Blackburn Type D at Harrogate Stray.
This pilot worked for Robert Blackburn being a demonstration pilot for the company and was employed to undertake a series of flights to show off the companies brand new Type D Monoplane in 1913. The aeroplane appears to have been owned by Cyril Edgar Foggin, of Lofthouse Park. On Tuesday, 22nd April 1913 it was successfully flown from Lofthouse Park, Wakefield to land at Harrogate Stray with the flight made at between 3000 and 4000 feet and with a strong side wind effecting flying. The flight must have been pre-publicised as there was a large crowd waiting to greet him where the aeroplane remained for four hours. At around 17.30hrs the pilot took off for the return flight with a large crowd watching. The aircraft rose to around fifty feet but the pilot then had to make a sharp turn, it stalled and crashed nose first on the Stray. The pilot received slight injuries but the aeroplane was badly damaged. The pilot was driven back to Leeds while the aeroplane was later transported back on a lorry. He later stated that he had to make the turn to avoid the crowd ahead of the aircraft.

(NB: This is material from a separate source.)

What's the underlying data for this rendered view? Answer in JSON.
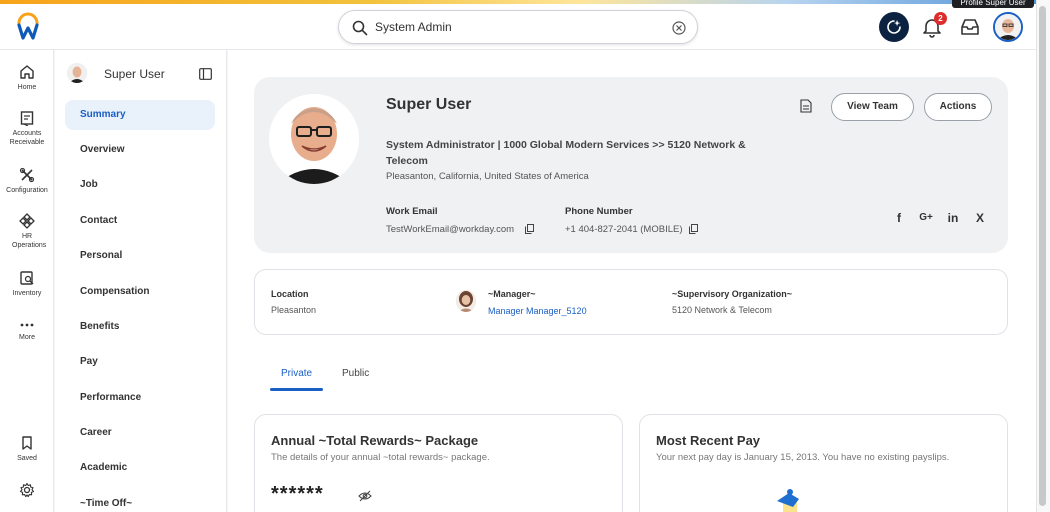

Pilot - Mr Harold Blackburn.
There is a suggestion elsewhere that the aeroplane damaged at Harrogate was known as the Blackburn Type 1 Christie Monoplane. The Type 1 Christie was a two seater variant of the Type D and the documentation I can find suggests that the Type 1 was not being flown as early as April 1913 for these demonstration flights. The Type D was repaired following this accident in April 1913 and Harold Blackburn would then fly it from Wakefield to York on three successive days carrying bundles of the Yorkshire Post newspapers in July 1913. The aeroplane remains in airworthy condition being held by the Shuttleworth Collection and is the oldest flying British aeroplane.